The results of the panel VAR model show three statistically significant slope coefficients in three different equations (table A1, appendix).
The first one is in the first equation where the endogenous variable is the first difference of the logarithm of the social protection benefits per capita (dlogSPE). In this equation the poverty indicator (dPVR) is statistically significant in explaining the change in social expenditure and shows a positive relationship. In the second equation where the endogenous variable is the first difference of the poverty indicator, the variable GDP per capita is statistically significant and shows a negative relationship with poverty. In the third equation where the endogenous variable is the first difference of the Gini coefficient (dINQ), the variable GDP per capita is again statistically significant and shows a negative relationship with income inequality. In the fourth and last equation, where the first difference of the logarithm of the GDP per capita (dlogGDP) is the endogenous variable, there are no statistically significant coefficients.

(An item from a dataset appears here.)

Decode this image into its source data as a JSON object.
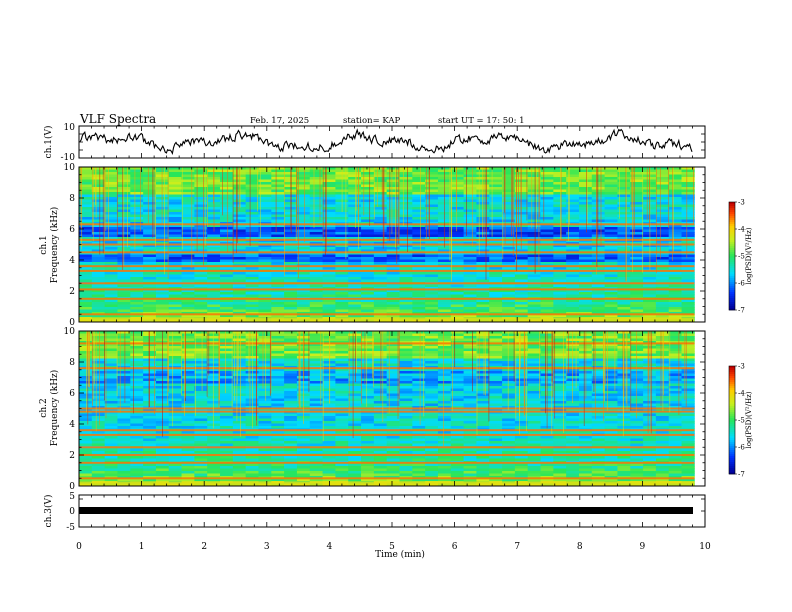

In addition, we calculated the Wald test for panel Granger causality and we notice that the trends of the variable GDP per capita predict the trends of both the variables PVR and INQ, i.e. the poverty indicator and the Gini coefficient measuring income inequality (table A2, appendix).
As it can be seen on graph 6, the shock in the GDP per capita results in a short-term increase in income inequality and a short-term decline in poverty. In addition, the shock in the social expenditure results in declines in both income inequality and poverty. To conclude, the results suggest that social expenditure has an impact on decreasing inequality contrary to the effect that economic growth has. In respect to poverty reduction, the opposite is true – it seems that economic growth has a stronger impact than social expenditure. It should be noted that the variance decomposition results (available upon request) showed that the impact of the independent variables in explaining the dependent variable in all equations does not seem to increase significantly over time.

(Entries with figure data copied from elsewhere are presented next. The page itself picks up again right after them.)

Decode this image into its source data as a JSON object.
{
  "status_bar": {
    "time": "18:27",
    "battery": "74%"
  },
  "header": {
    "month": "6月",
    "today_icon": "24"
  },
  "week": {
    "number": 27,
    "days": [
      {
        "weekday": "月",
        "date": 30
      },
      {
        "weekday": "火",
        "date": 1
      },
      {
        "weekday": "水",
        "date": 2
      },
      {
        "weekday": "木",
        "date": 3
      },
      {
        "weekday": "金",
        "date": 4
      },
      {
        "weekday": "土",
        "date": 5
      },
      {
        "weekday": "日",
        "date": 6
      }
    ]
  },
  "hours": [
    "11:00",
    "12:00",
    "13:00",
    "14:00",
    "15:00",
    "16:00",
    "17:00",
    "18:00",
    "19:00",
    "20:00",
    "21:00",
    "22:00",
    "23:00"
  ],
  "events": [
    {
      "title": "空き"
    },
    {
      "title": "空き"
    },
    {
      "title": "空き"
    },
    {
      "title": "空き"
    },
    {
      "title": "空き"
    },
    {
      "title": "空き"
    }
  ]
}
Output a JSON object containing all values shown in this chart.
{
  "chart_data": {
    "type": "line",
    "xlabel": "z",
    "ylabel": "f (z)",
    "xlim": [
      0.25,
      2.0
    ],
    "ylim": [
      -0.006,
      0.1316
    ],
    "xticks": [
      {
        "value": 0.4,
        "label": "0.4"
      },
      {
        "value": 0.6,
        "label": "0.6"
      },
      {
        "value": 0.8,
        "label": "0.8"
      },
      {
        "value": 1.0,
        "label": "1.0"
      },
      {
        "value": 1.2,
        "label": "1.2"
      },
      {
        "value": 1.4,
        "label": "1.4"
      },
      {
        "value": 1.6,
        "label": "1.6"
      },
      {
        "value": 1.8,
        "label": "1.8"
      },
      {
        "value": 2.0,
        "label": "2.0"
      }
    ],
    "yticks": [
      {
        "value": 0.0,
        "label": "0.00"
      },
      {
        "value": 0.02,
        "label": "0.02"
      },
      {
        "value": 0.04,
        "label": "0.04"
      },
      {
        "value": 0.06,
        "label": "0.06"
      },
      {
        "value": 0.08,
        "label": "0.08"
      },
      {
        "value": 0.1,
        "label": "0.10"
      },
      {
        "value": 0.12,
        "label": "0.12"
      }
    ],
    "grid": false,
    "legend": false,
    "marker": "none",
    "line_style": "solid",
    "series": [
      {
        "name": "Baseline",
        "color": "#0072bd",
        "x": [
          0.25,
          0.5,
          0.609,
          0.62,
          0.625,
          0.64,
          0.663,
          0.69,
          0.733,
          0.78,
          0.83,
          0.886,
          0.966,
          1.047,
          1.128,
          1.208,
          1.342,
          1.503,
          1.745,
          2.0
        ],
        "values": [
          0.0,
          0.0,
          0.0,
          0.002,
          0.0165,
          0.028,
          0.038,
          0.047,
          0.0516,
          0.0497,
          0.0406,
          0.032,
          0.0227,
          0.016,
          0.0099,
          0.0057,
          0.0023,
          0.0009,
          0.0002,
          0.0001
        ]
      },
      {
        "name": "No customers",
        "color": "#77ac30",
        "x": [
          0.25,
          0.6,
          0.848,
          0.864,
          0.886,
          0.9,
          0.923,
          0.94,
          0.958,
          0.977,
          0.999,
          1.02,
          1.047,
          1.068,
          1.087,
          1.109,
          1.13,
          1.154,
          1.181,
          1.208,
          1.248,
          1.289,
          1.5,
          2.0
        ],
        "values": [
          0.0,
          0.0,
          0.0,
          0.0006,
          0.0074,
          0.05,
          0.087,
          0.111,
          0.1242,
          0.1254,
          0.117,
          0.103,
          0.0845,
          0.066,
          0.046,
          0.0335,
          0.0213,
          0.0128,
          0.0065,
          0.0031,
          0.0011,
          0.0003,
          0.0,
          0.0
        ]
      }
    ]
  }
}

Impulse response function using variables from model 1
6 Robustness checks
Robustness checks are important in order to test the strength of the results obtained in the original panel VAR model presented in the previous chapter. Due to this, we also calculated two other models, which have the following ordering of the variables:
1) Model 2: SPE PVR GDP, and
2) Model 3: SPE INQ GDP,
i.e. we checked the originally obtained results by dropping the variables INQ and PVR respectively thus isolating the effects that social expenditure and economic growth have on poverty and inequality separately.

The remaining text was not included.